A vague feeling of dread came over Matt. He found it difficult to connect the happy child with the sinister adult, but someday—if Mbongeni survived—he would turn into an elephant-gray monster with yellow eyes. “Why is he here?”
“This hospital was the finest of its kind in the world. It was a safe place for the drug lords to raise their clones, and in those days El Patrón was Glass Eye’s ally. That was when he was still president of Nigeria. Now he’s retired. El Patrón’s great-great-grandson Benito married Dabengwa’s daughter.”
“Her name was Fani,” said Matt. “I remember she had to be drugged into doing it.”
“Drug lords marry for power, not love,” said Dr. Rivas. “Tissue samples for Mbongeni and Listen were sent here eight years ago. The original Listen was Glass Eye’s favorite wife, but the original died before our Listen was harvested.”
Matt flinched inside. He would never get used to the word harvested.
“Normally, such embryos are terminated, but Glass Eye wanted her spared. She was, legally, no longer a clone. She was human and would grow into an intelligent, beautiful woman. He wanted her raised to be his wife.”
“That’s disgusting!” said Matt, pushing his chair away from the table. “He’s horrible. He’s a sadist. He’s ninety-nine years old, and he never blinks.”
“Drug lords live a long time.” Dr. Rivas signaled to Mirasol, and she began gathering up plates. “When Glass Eye is a robust hundred and ten, Listen will be eighteen.”
“He’s not getting anywhere near her!” Matt could feel rage rising within him and desperately tried to force it down. But Dr. Rivas’s next statement took him by surprise.
“I agree, mi patrón. She’s too good for him.
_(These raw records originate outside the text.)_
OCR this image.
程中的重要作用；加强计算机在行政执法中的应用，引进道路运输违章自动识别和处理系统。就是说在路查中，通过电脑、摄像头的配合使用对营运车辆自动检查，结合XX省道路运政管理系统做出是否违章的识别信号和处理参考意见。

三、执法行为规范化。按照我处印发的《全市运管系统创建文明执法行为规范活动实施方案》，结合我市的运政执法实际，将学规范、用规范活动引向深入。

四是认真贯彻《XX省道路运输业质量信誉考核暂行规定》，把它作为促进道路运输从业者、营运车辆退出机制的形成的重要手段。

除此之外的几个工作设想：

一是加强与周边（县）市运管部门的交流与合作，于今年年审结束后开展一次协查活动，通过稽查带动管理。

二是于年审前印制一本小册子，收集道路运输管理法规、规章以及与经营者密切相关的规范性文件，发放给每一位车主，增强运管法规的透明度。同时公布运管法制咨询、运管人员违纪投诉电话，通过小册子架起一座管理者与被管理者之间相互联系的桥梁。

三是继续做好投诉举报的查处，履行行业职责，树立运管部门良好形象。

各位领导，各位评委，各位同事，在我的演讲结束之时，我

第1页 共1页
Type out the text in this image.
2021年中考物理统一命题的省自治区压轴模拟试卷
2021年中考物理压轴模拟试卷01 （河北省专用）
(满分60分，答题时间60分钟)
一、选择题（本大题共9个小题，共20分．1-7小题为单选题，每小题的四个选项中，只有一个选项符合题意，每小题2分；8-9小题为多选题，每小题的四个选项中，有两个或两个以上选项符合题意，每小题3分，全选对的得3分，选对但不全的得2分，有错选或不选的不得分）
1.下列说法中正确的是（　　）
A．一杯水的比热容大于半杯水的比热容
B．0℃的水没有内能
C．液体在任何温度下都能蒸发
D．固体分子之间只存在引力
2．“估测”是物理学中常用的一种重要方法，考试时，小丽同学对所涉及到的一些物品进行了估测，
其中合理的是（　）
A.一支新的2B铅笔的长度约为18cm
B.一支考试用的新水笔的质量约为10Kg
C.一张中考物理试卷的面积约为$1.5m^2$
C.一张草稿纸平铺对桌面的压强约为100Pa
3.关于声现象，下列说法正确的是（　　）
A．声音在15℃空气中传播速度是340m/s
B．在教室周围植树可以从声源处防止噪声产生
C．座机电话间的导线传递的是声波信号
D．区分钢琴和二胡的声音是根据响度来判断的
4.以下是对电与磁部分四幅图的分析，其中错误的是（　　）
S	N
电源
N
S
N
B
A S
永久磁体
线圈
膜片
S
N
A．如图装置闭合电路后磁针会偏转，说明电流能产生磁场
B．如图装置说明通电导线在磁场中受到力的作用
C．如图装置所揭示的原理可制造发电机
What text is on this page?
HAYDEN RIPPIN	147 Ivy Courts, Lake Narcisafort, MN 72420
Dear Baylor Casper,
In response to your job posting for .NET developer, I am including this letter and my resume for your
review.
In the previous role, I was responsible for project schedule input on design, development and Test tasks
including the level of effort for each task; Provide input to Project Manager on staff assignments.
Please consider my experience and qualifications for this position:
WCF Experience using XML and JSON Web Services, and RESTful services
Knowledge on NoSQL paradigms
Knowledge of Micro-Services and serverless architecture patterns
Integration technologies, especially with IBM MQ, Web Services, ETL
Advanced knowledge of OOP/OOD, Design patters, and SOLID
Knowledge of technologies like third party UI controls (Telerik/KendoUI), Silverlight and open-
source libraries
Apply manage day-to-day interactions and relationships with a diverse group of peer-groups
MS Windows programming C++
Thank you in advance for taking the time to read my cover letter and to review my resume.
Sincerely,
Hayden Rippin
But consider this: As long as we have Listen and Mbongeni—especially Mbongeni—Glass Eye won’t dare to attack Opium. He needs the boy for spare parts.” The doctor smiled a friendly, all-encompassing smile. You could almost believe that he wouldn’t say boo to a baby, let alone harvest it. “They’re our insurance policy.”
And they were, Matt realized. They would give him breathing space to renovate the hospital, cure the eejits, and replace the opium with real crops. Later he could deal with the problem of Dabengwa, but for now he felt an enormous burden roll off his shoulders.
He noticed that Mirasol was dawdling over the leftover watermelon slices. “Eat,” he commanded, and she, with her usual speed, obeyed.